最初で最後の恋をおしえて
顔を上げた羽澄は、真っ直ぐに父を見据えて言った。父は小さく笑ったあと、なぜか思い出話を始めた。
「紬希が生まれたとき。今まで大きな声で言えはしなかったが、女の子でうれしかった」
それは、紬希も初めて聞く話だった。
如月家の跡取りなのだから、男の子がよかったのでは? 小さな頃から感じていた思いは簡単には口に出せず、父の話の続きを聞いた。
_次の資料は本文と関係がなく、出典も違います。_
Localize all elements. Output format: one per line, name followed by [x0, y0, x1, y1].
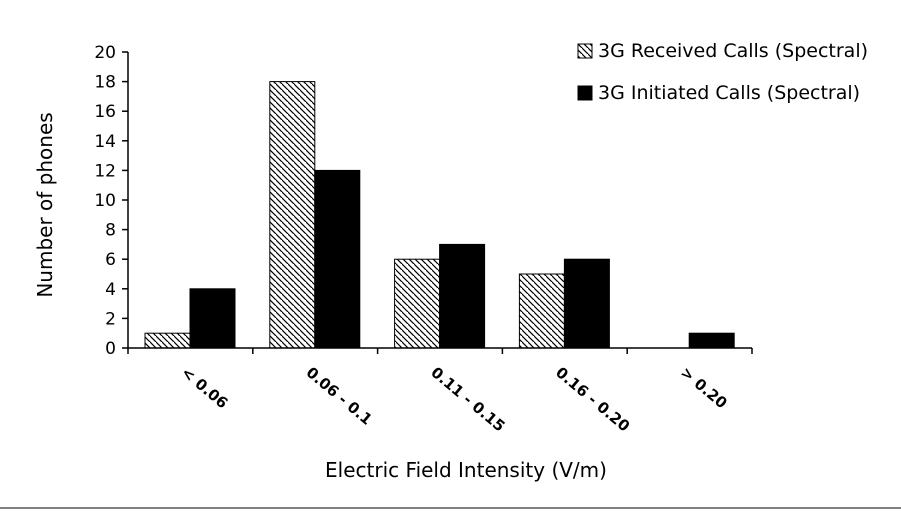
y-tick-label-12: 12 — [94, 161, 116, 181]
bar-series-1-4 — [688, 332, 735, 349]
y-axis-title: Number of phones — [33, 112, 57, 297]
y-tick-label-14: 14 — [94, 132, 116, 152]
bar-series-0-1 — [269, 81, 316, 349]
x-category-label-0: < 0.06 — [178, 363, 232, 412]
bar-series-0-3 — [518, 273, 565, 349]
y-tick-label-2: 2 — [105, 309, 116, 329]
bar-series-1-3 — [563, 258, 610, 349]
x-category-label-3: 0.16 - 0.20 — [552, 363, 633, 435]
bar-series-0-0 — [144, 332, 191, 349]
bar-series-1-0 — [189, 288, 236, 349]
bar-series-1-2 — [439, 243, 486, 349]
bar-series-1-1 — [314, 169, 361, 349]
y-tick-label-4: 4 — [105, 280, 116, 300]
legend: 3G Received Calls (Spectral) 3G Initiate… — [577, 40, 868, 104]
x-axis-title: Electric Field Intensity (V/m) — [325, 458, 607, 482]
legend-swatch-initiated — [577, 85, 593, 101]
y-tick-label-6: 6 — [105, 250, 116, 270]
y-tick-label-10: 10 — [94, 191, 116, 211]
y-tick-label-18: 18 — [94, 73, 116, 93]
legend-label-initiated: 3G Initiated Calls (Spectral) — [598, 82, 860, 104]
legend-label-received: 3G Received Calls (Spectral) — [598, 40, 868, 62]
y-tick-label-8: 8 — [105, 221, 116, 241]
x-category-label-2: 0.11 - 0.15 — [427, 363, 508, 435]
bar-series-0-2 — [394, 258, 441, 349]
legend-swatch-received — [577, 43, 593, 59]
x-category-label-1: 0.06 - 0.1 — [303, 363, 376, 428]
y-tick-label-0: 0 — [105, 339, 116, 359]
y-tick-label-16: 16 — [94, 102, 116, 122]
y-tick-label-20: 20 — [94, 43, 116, 63]
x-category-label-4: > 0.20 — [677, 363, 731, 412]
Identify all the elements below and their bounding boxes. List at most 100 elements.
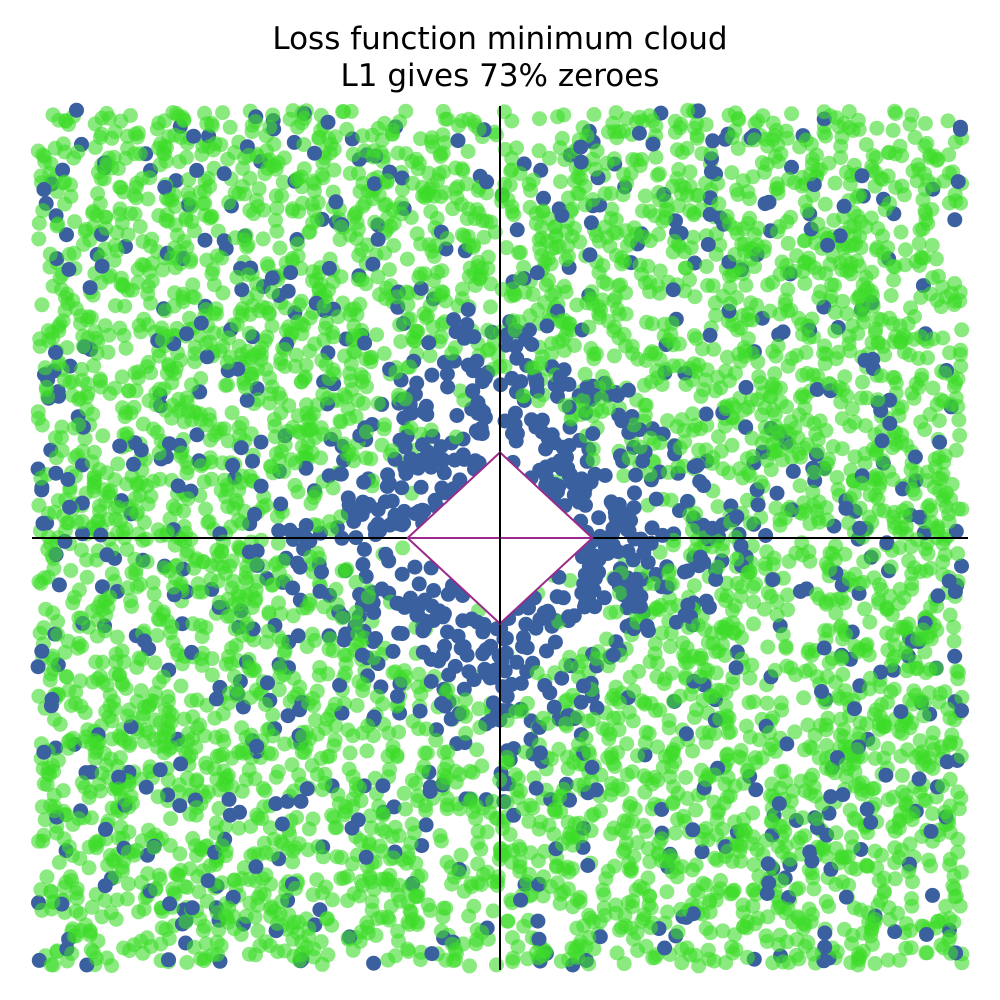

「自分が男で大変だったからね。子どもに同じ思いをさせたくなかった。男の子だったら経営者として接しないといけない。親としてかわいがれない。だから女の子で、うれしかった」
父は忙しい人ではあったけれど、記憶にあるのは、どれも子煩悩な姿。
胸がいっぱいになり、目頭が熱くなる。
「それでね。羽澄くん。きみのお父さんの話は、したことがなかったね」
紬希の隣で、羽澄がこわばったのがわかった。以前聞いた話では、幼い頃に亡くしているらしい。
父は構わず話し続けた。
「頭のいいやつでね。正義感に溢れていた。きみのお父さんもお母さんもお互い親に恵まれず、早くに亡くしていたようだった。それでも人を憎まないようなふたりが惹かれ合うのに、時間はいらなかったんだろう。とても似合いの恋人だった」
羽澄の両親の若かりし頃の姿。羽澄に重なる部分がある。
羽澄はなにも言わず、父も話し続けた。
揚々と話していた雰囲気から変わっていっても、父は話をやめなかった。